As much as she detested delaying, she couldn’t afford to spend hours hiking unfamiliar terrain. Lorraine’s boyfriend might be departing anytime, or maybe he already had, but she had a better chance of hitching a ride to the stables and sneaking away from there than traversing flooded territory she’d never clapped eyes on.

Before she’d quite finished mulling it over, Gideon strolled down the hallway, appearing as fresh as if he’d slept a full eight hours, except for the slight favoring of one shoulder. He draped his backpack, neatly restored to order, on a chair.

“We’re all early risers, I take it,” he said with a nod to Kevin. His gaze sought hers. “Good to see you, Zee.”

Did he think she had listened to his sage advice and changed her plan? Let him think what he wanted. At the stables, they’d part ways. For good. “Kevin says the main road is flooded so he’s going to have to take us another way.”

Gideon didn’t comment. “May I handle the coffee preparations, sir? I noticed when I put the dishes away that you have a French press and some coffee beans in the cupboard.”

“I do?” Kevin shrugged. “Don’t even know what a French press is, but have at it.”

Mackenzie sat on the sofa. She didn’t want to show any interest in the man who’d tried to hold her phone hostage as if he was protecting an ignorant child, but Gideon’s movements as he prepped a cast iron pan drew her in.

When he’d gotten it hot, he dumped in the beans. “Just a quick re-roast.”

She suspected the coffee had been in the cupboard for a long while. He stirred them with a wooden spatula as they heated up.

The aroma grew even more enticing as he used a small grinder to process the freshly roasted beans into a coarse, glistening pile.
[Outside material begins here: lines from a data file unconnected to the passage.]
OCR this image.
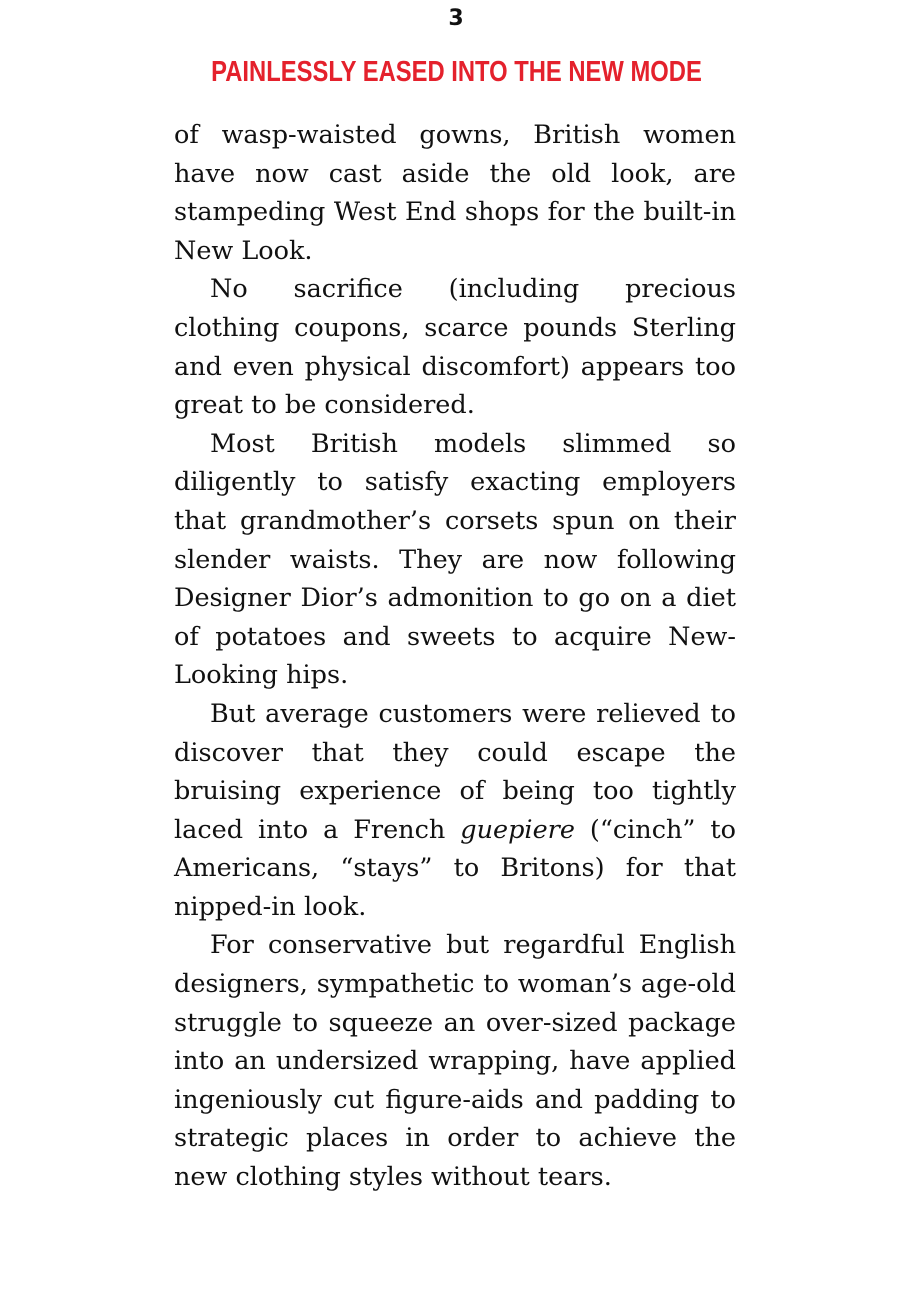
3
PAINLESSLY EASED INTO THE NEW MODE

of wasp-waisted gowns, British women have now cast aside the old look, are stampeding West End shops for the built-in New Look.

No sacrifice (including precious clothing coupons, scarce pounds Sterling and even physical discomfort) appears too great to be considered.

Most British models slimmed so diligently to satisfy exacting employers that grandmother’s corsets spun on their slender waists. They are now following Designer Dior’s admonition to go on a diet of potatoes and sweets to acquire New-Looking hips.

But average customers were relieved to discover that they could escape the bruising experience of being too tightly laced into a French guepiere (“cinch” to Americans, “stays” to Britons) for that nipped-in look.

For conservative but regardful English designers, sympathetic to woman’s age-old struggle to squeeze an over-sized package into an undersized wrapping, have applied ingeniously cut figure-aids and padding to strategic places in order to achieve the new clothing styles without tears.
He boiled some water and poured it into the press and swirled it.

“To warm it,” Gideon said before he added the coarse grounds and the rest of the boiling water to the press. “Four minutes,” he said and gave Mackenzie a wink.

She hastily averted her gaze, annoyed that he’d caught her watching him.

At the end of the allotted time, he pressed down the plunger and poured them each an almost full mug. “This should get us started while I prep another batch.”

Kevin sniffed his suspiciously. Mackenzie sipped and almost closed her eyes in pleasure at the rich, full-bodied coffee that tasted a world apart from Kevin’s brew.

“It’s ... good,” she said.

Gideon grinned. “No, it’s way better than good, and you know it.”